Dude, QuantCon is awesome
Finance and trading conferences have a generally bad reputation, which they mostly deserve. "Retail" end conferences are normally free or very cheap, but mostly consist of a bunch of snake oil salesman. "Professional" conferences are normally very pricey (though nobody there is buying their ticket with their own money), and mostly consist of a bunch of better dressed and slightly snake oil salespeople.
QuantCon is different. Snake oil sales people wouldn't last 5 minutes in front of the audience at this conference, even if they'd somehow managed to get booked to speak. This was probably the single biggest concentration of collective IQ under one roof in finance conference history (both speakers and attendees). The talks I went to were technically sound, and almost without exception presented by engaging speakers.

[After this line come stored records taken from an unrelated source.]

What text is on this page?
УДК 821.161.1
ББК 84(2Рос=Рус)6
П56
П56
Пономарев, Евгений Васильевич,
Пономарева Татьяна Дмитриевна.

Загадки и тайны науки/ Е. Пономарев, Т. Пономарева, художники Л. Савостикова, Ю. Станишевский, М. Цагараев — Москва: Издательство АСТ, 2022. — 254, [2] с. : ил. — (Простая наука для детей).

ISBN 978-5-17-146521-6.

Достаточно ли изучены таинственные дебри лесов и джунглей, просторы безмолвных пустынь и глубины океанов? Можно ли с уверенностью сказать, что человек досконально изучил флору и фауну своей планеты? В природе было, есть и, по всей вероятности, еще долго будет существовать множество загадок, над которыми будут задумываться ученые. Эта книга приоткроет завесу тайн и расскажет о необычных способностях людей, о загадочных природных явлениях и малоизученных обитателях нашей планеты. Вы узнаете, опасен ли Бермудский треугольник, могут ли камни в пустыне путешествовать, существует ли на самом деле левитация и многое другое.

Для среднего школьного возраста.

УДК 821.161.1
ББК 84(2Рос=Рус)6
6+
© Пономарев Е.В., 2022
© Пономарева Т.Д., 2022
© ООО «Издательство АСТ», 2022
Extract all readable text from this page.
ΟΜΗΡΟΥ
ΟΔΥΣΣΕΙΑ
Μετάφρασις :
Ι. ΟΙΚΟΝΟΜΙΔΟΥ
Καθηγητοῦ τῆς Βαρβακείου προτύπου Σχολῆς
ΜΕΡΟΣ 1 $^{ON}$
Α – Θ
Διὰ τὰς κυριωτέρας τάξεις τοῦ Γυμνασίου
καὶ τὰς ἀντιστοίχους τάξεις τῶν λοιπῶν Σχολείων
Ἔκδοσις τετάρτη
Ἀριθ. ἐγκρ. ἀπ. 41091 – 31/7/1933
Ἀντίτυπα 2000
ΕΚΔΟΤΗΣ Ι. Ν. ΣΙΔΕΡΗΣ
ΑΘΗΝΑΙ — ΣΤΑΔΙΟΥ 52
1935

Perhaps the only downside of QuantCon is that the sheer quantity and variety of talks makes decisions difficult, and results in huge amount of regret at not being able to go to a talk because something only slightly better is happening in the next room. Still I know that I will have offended many other speakers by not (a) going to their talk, and (b) not writing about it here.
So I feel obligated to mention this other review of the event from Saeed Amen, and this one from Andreas Clenow, who are amongst the speakers whose presentations I sadly missed.
PS If you're wondering wether I am getting paid by QuantCon to write this, the answer is zero. Regular readers will know me well enough that I do not shill for anybody; the only thing I have to gain from posting this is an invite to next years conference!